How to Protect Your Children from Cyberbullies
Discussions about cyberbullying should happen in all homes, hopefully before an incident of cyberbullying makes the discussion necessary. However, for many tweens and teens, cyberbullying is an uncomfortable topic. For kids who have already been victims of attacks online, discussing cyberbullying can be even more anxiety producing.
The key is to make it clear to your children that you are available to talk and willing to take their concerns seriously. Be sure to include your teen in deciding how best to handle any potential cases of cyberbullying and assure him that you are working toward the same goal.
Also include information in your Digital Family Policy regarding what steps the family can take should a child become the victim of cyberbullying, including limiting social media activity, changing social media accounts, or parents monitoring technology use.
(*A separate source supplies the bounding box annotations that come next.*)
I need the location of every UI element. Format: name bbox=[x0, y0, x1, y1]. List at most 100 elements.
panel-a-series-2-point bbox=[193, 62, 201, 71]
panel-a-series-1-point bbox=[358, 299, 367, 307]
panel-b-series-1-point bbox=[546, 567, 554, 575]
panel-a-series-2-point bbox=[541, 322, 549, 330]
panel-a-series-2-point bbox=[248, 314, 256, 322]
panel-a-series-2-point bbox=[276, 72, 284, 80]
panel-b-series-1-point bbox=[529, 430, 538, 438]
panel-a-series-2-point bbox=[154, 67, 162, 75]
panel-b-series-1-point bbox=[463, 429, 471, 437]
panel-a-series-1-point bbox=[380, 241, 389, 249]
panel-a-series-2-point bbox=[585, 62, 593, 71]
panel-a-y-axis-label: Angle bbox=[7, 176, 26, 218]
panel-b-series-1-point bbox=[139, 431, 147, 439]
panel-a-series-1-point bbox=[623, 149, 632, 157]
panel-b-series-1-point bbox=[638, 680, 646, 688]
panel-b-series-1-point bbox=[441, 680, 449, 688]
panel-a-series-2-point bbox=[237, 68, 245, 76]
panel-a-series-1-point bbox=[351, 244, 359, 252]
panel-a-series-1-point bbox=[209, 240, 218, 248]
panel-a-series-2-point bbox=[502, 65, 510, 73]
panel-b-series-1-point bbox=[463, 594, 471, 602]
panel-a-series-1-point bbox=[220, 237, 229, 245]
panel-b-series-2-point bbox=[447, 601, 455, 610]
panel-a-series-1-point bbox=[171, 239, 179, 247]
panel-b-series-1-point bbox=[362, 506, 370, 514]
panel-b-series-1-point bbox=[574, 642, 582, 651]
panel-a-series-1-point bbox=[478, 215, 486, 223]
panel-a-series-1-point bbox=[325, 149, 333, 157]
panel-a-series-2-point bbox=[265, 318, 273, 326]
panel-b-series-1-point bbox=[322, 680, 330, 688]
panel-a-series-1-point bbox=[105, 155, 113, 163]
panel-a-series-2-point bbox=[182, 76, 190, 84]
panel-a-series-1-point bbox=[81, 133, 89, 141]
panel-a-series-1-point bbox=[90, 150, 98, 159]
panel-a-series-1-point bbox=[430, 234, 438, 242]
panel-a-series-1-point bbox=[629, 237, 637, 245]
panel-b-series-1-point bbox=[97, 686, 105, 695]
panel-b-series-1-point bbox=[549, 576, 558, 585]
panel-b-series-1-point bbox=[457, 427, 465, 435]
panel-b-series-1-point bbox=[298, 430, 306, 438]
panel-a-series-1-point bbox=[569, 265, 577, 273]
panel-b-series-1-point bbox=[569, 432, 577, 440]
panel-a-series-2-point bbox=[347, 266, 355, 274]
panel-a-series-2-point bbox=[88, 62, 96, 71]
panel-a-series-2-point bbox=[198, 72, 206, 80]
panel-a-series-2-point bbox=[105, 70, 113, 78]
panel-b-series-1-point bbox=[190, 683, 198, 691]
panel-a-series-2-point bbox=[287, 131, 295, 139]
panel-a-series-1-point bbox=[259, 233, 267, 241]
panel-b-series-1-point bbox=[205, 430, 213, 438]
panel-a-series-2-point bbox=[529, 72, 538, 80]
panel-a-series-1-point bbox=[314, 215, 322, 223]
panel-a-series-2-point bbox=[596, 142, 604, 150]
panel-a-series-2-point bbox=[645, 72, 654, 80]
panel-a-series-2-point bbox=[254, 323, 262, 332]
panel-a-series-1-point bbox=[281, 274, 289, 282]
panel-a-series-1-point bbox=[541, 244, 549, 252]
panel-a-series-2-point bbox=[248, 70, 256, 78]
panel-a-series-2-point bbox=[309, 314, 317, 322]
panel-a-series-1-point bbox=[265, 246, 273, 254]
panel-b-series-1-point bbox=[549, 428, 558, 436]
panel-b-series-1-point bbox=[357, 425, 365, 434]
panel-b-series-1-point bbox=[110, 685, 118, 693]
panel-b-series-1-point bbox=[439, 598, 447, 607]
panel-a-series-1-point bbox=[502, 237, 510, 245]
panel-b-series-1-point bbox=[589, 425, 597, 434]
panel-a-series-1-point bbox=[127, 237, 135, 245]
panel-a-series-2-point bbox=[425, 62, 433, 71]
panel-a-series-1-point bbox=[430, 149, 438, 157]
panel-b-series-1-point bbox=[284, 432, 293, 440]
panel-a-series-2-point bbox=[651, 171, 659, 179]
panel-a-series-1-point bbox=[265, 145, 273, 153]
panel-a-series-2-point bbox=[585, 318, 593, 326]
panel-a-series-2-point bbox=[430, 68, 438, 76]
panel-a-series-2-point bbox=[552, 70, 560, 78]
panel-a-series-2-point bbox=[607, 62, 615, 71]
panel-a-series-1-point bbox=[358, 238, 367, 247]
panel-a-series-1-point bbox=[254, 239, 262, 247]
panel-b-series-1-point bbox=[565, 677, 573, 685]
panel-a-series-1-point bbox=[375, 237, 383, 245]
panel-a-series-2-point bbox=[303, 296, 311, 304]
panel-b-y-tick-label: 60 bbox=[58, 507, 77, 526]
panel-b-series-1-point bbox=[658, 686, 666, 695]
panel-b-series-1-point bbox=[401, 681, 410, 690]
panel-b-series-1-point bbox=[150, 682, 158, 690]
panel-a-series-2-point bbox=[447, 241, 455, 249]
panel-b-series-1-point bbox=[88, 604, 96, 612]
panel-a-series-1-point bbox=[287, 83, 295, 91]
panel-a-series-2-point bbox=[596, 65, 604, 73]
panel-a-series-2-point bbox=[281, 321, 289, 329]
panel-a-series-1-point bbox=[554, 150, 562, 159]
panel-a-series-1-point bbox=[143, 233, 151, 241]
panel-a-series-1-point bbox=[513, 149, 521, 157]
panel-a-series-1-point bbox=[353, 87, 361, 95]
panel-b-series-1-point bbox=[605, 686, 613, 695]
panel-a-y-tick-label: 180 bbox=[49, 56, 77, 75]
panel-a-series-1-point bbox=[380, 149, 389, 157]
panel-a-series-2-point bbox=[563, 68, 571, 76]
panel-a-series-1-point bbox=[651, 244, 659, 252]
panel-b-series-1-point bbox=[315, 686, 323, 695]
Although not all schools have policies regarding students and cyberbullying, contact your child’s teachers and school administrators if you believe that your child is being cyberbullied. Many schools offer resources to help parents navigate this unfamiliar territory and may even assist parents in contacting local police if the bullying behaviors reach a criminal level.
Contact the police immediately if your child receives a physical threat or otherwise threatening communications. Be sure to save all communications that you believe are evidence of cyberbullying. You may also want to capture screen images of online cyberbullying on blogs and social media, because the cyberbully may remove or change those pages before the police can see them.
Check out the Cyberbullying Research Center to find out what laws your state has regarding cyberbullying. Know your state’s laws regarding cyberbullying, including state-by-state guidelines for reporting.
Use blocking features to prevent cyberbullying
Many incidents of cyberbullying occur via social media, where blocking features can help teens avoid contact from the people who are doing the bullying. Facebook allows users to choose who can see their information, including status updates, Wall posts from Friends, and photos.
Your teen can make nearly all her information visible to Friends only and can even block certain users by their account name or e-mail address. Twitter also allows users to protect their status updates and individually approve who can see those status posts. Additionally, Twitter allows users to block other users, prohibiting them from sending messages via Twitter to the blocking user.
Parents may also work with their phone service providers to block contact from specific phone numbers, both via text and voice.